役に立つ時もあれば、役に立たない時もあった。

4年生になった今は、友達とのコミュニケーションの時間にしている。

 

授業の最初に、先生が今日のテーマを発表する。

それについて、みんなで意見を出し合っていく。

先生は、後ろから見ていることが多い。

本当にピンチの時にだけ、アドバイスをくれる先生もいる。

ほとんどは、ボクたちだけで話が進んでいく。

自分の意見にみんなが賛成してくれるのも楽しいし、

自分が気が付かない方へ話が進んでいくのも楽しい。

先生はボクたちを信じてくれているし、

ボクたちは、どんなテーマでも真剣に考える。

みんなで1つのことを考えるって、学校でしかできないよなあ。

その時間内に終わらなかったテーマは、次の日の授業で同じテーマの時もある。

今日、分からなくても、明日になったら、分かったりして、それも楽しい。

 

給食を食べて、昼休み、掃除。

午後の授業に参加して、下校。

まあ、ボクの小学校は、こんな感じ。

もちろん、ボクも、この小学校が気に入っている。

だけど、一つだけ、不満がある。

ボクの家から小学校までが、遠い。

朝は、父ちゃんに送ってもらえるが、帰りはバスだ。

バスだと1時間くらいかかる。

 

今日は、バスの中で何をしようかな、と考えている最中にバスが来た。

バスの中には、小さな子を連れた人やお年寄りとか5人くらいが乗っている。

ボクは、ぼんやりと外を眺めていた。

バスの揺れが心地よい。

1年生の時は、バスで寝ちゃって、よく運転手さんに起こしてもらっていた。

突然、バスが止まった。

バス停じゃないのに、なんで?

運転手さんが、外に出て、また戻ってきた。

「すみません。

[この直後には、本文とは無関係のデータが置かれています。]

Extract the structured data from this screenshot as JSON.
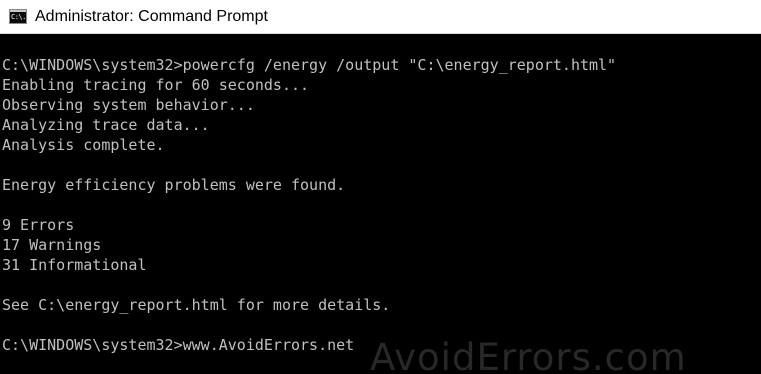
{
  "window": {
    "title": "Administrator: Command Prompt",
    "icon": "cmd-app-icon",
    "icon_label": "C:\\."
  },
  "console": {
    "lines": [
      "C:\\WINDOWS\\system32>powercfg /energy /output \"C:\\energy_report.html\"",
      "Enabling tracing for 60 seconds...",
      "Observing system behavior...",
      "Analyzing trace data...",
      "Analysis complete.",
      "",
      "Energy efficiency problems were found.",
      "",
      "9 Errors",
      "17 Warnings",
      "31 Informational",
      "",
      "See C:\\energy_report.html for more details.",
      "",
      "C:\\WINDOWS\\system32>www.AvoidErrors.net"
    ]
  },
  "watermark": "AvoidErrors.com",
  "colors": {
    "console_background": "#000000",
    "console_text": "#c0c0c0",
    "titlebar_background": "#ffffff"
  }
}
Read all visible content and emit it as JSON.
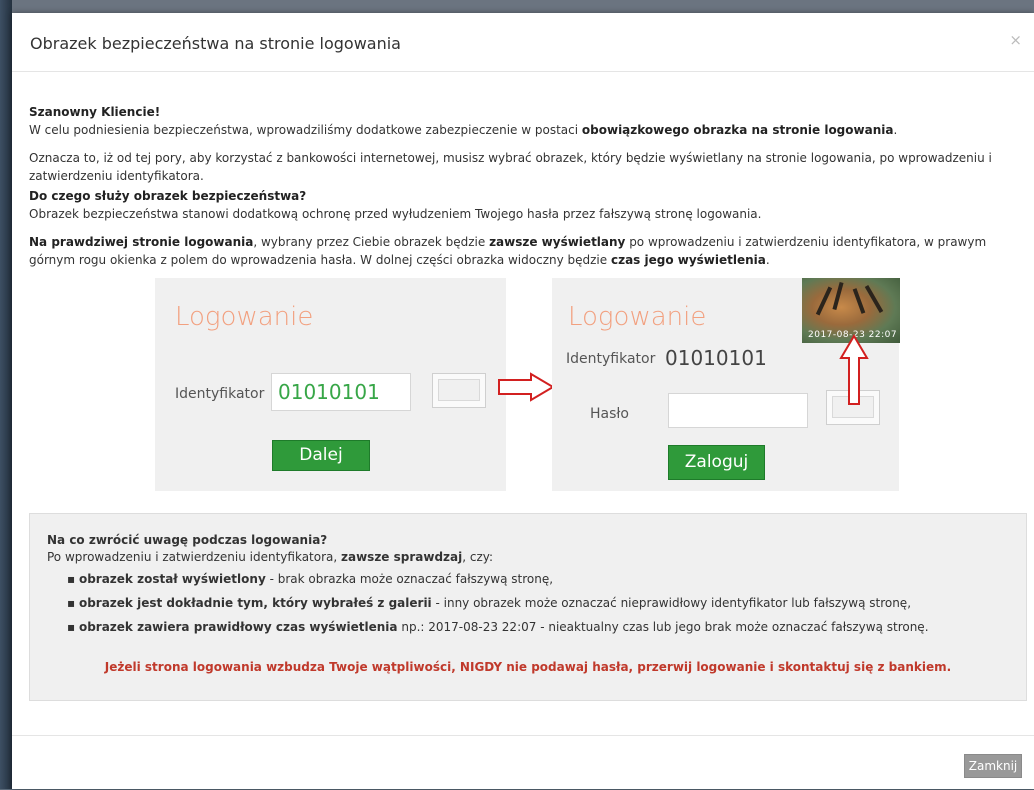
{
  "modal": {
    "title": "Obrazek bezpieczeństwa na stronie logowania",
    "close_glyph": "×"
  },
  "intro": {
    "greeting": "Szanowny Kliencie!",
    "line1_a": "W celu podniesienia bezpieczeństwa, wprowadziliśmy dodatkowe zabezpieczenie w postaci ",
    "line1_b": "obowiązkowego obrazka na stronie logowania",
    "line1_c": ".",
    "para2": "Oznacza to, iż od tej pory, aby korzystać z bankowości internetowej, musisz wybrać obrazek, który będzie wyświetlany na stronie logowania, po wprowadzeniu i zatwierdzeniu identyfikatora.",
    "q_title": "Do czego służy obrazek bezpieczeństwa?",
    "q_text": "Obrazek bezpieczeństwa stanowi dodatkową ochronę przed wyłudzeniem Twojego hasła przez fałszywą stronę logowania.",
    "p4_a": "Na prawdziwej stronie logowania",
    "p4_b": ", wybrany przez Ciebie obrazek będzie ",
    "p4_c": "zawsze wyświetlany",
    "p4_d": " po wprowadzeniu i zatwierdzeniu identyfikatora, w prawym górnym rogu okienka z polem do wprowadzenia hasła. W dolnej części obrazka widoczny będzie ",
    "p4_e": "czas jego wyświetlenia",
    "p4_f": "."
  },
  "figure_left": {
    "title": "Logowanie",
    "id_label": "Identyfikator",
    "id_value": "01010101",
    "button": "Dalej"
  },
  "figure_right": {
    "title": "Logowanie",
    "id_label": "Identyfikator",
    "id_value": "01010101",
    "pass_label": "Hasło",
    "button": "Zaloguj",
    "timestamp": "2017-08-23 22:07"
  },
  "notice": {
    "title": "Na co zwrócić uwagę podczas logowania?",
    "intro_a": "Po wprowadzeniu i zatwierdzeniu identyfikatora, ",
    "intro_b": "zawsze sprawdzaj",
    "intro_c": ", czy:",
    "items": [
      {
        "bold": "obrazek został wyświetlony",
        "rest": " - brak obrazka może oznaczać fałszywą stronę,"
      },
      {
        "bold": "obrazek jest dokładnie tym, który wybrałeś z galerii",
        "rest": " - inny obrazek może oznaczać nieprawidłowy identyfikator lub fałszywą stronę,"
      },
      {
        "bold": "obrazek zawiera prawidłowy czas wyświetlenia",
        "rest": " np.: 2017-08-23 22:07 - nieaktualny czas lub jego brak może oznaczać fałszywą stronę."
      }
    ],
    "warning": "Jeżeli strona logowania wzbudza Twoje wątpliwości, NIGDY nie podawaj hasła, przerwij logowanie i skontaktuj się z bankiem."
  },
  "footer": {
    "close_button": "Zamknij"
  },
  "colors": {
    "accent_green": "#2f9a3a",
    "warning_red": "#c0392b",
    "logo_orange": "#f2a07f",
    "arrow_red": "#d22020"
  }
}
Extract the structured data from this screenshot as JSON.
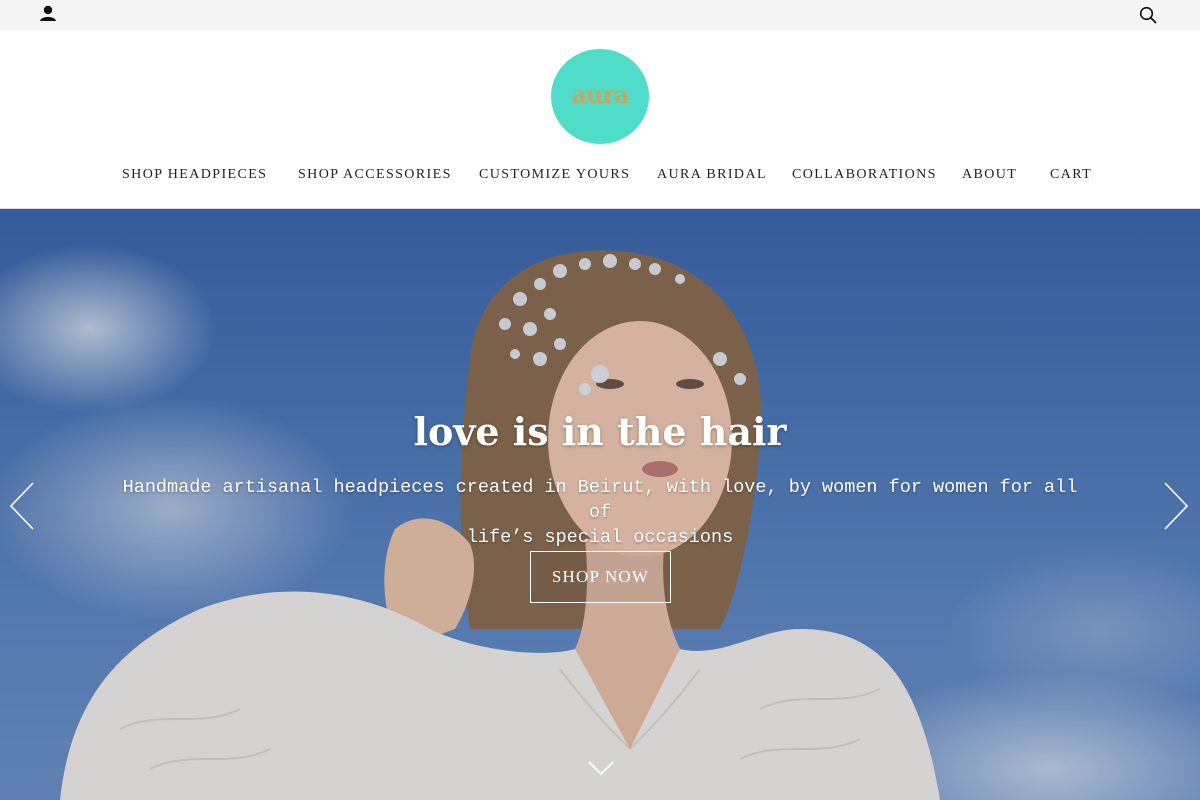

パンクです。

 代わりの車が来るまで、こちらでお待ちください。」

「どれくらいかかりますか?」

子供連れの人が聞く。

「30分くらい、かかると思います。

 申し訳ありません。」

運転手さんが頭を下げている。

30分かあ。

窓の外に公園が見えた。

あそこの公園なら、バスも見えるし、ちょっと遊んでこようかな。

ボクは、道路を渡って、公園に入った。

なんか、古そうな公園。

見たこともない遊具が置いてある。

トンネル?

いや、ドカンだ。

昔の本で見たことがある。

入るのは、初めてだ。

中は、ひんやりしていて、暗いなあ。

もうすぐ出口だ。

「痛い!」

ドカンに頭をぶつけた。

いたたたた。

頭をさすりながら、外に出ると、そこは、知らない小学校の校庭だった。